Local Government Code Chapter 119 allows Texas counties to form a risk management pool to insure participating counties against liability for the acts and omissions of the counties and their officials and employees. TEX. GOV’T CODE §§ 791.001–.032. Although we refer to the pool as “TAC” for brevity, the pool is a distinct entity from the Texas Association of Counties, a Texas nonprofit corporation.


The Coseboon settlement agreement suggests that the County did not participate in the settlement negotiations. The release recites that “all negotiations have taken place strictly between a representative of the insurer for [the County] and [the Coseboon plaintiffs’] counsel.”


TAC contends that it is not an insurer. It cites section 119.008 of the Local Government Code, which provides that a pool created under that Chapter “is not insurance for the purposes of the Insurance Code and other laws of this state.” TAC also notes that the participating counties signed an agreement and bylaws stating that “the parties recognize that the Pool is a risk management fund authorized by statute and the coverage provided is not considered insurance under the Texas Insurance Code and under other state laws.” But because TAC is acting in a capacity virtually identical to that of an insurer in this case, we treat TAC as an insurer for the limited purpose of determining whether it is entitled to reimbursement of settlement funds. We note that TAC itself relies upon insurance cases to support its position.

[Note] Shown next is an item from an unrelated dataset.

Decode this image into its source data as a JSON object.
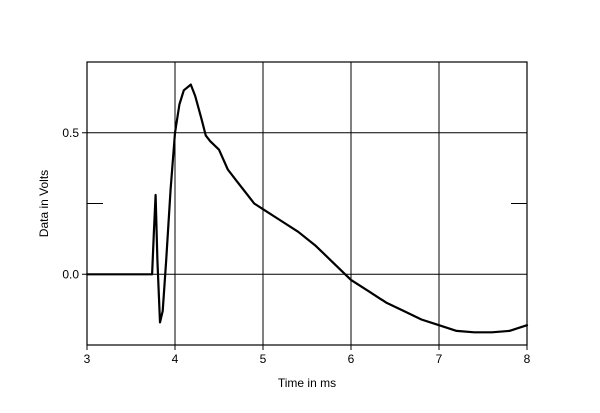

TAC does not contend that it could not have included a reimbursement clause in its policy. A number of other states’ courts have upheld reimbursement clauses in insurance contracts. See, e.g., Nat’l Cas. Co. v. Lane Express, Inc., 998 S.W.2d 256, 265–66 (Tex.App.—Dallas 1999, pet. denied) (enforcing insurance policy clause requiring insured motor carrier to reimburse insurer). And the presence or absence of a reimbursement clause in the insurance contract could affect the premium charged. See TEX. INS.CODE art. 5.13–2, § 4 (listing factors to be considered in setting insurance rates).


An alternative approach was recognized in Maryland Cas. Co. v. Imperial Contracting Co., 212 Cal.App.3d 712, 260 Cal.Rptr. 797 (1989). There the insurer requested the insured’s consent to participate in a settlement. The insured refused. The trial court granted the insurer declaratory relief authorizing the insurer to participate in the settlement without the insured’s consent. The appeals court affirmed the trial court, and summarized an insurer’s options in such a situation. The insurer may: (1) turn over the defense to the insured and await resolution of its coverage dispute; (2) relinquish its reservation of rights and acknowledge coverage; or (3) if the insured will not authorize the settlement, seek court approval of the proposed settlement.


We note that in this case, almost two years elapsed between the time TAC filed its declaratory-judgment action and the date it settled the Coseboon suit. The record reflects no effort by TAC during that time to resolve the coverage dispute.